Segal noted that UnitedHealth executives told Centers for Medicare & Medicaid Services officials about its chart review policies at an April 2014 meeting. At the time, CMS was considering a regulation to restrict use of chart reviews, but the agency backed off the regulation under pressure from the insurance industry. At the time, a CMS official described the industry’s response as an “uproar.”
The special master noted that United had requested the meeting with CMS officials, which she called “the opposite of concealment.”
“The problem with the government’s allegations is that the government knew of the very chart review practices which it now claims United prevented it from learning, and thus the government cannot have been duped into relying on any action or inaction by United in determining whether it had been the victim of overpayments,” Segal wrote.
Segal noted CMS audits of UnitedHealth’s Medicare Advantage plans had found that about 89% of billing codes were supported by patient medical records. The audit findings “undercut” the government’s claim that the company engaged in widespread overbilling.
“This litigation has been pending for more than a decade,” she wrote, “and the government has had ample opportunity to develop evidence in support of its theories. It has not.”
The decision comes as UnitedHealth faces renewed investigations into its handling of Medicare Advantage coding, including a new Justice Department review.

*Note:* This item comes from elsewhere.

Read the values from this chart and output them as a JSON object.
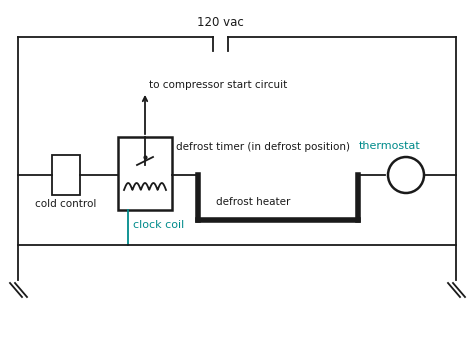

Medicare Advantage insurance plans have grown explosively in recent years and now enroll about 33 million members, more than half of people eligible for Medicare.
The industry has been the target of dozens of whistleblower lawsuits and government audits alleging that the plans cost taxpayers too much money, including a demand last month by Senate Judiciary Committee chair Chuck Grassley (R-Iowa) that UnitedHealth explain its billing practices.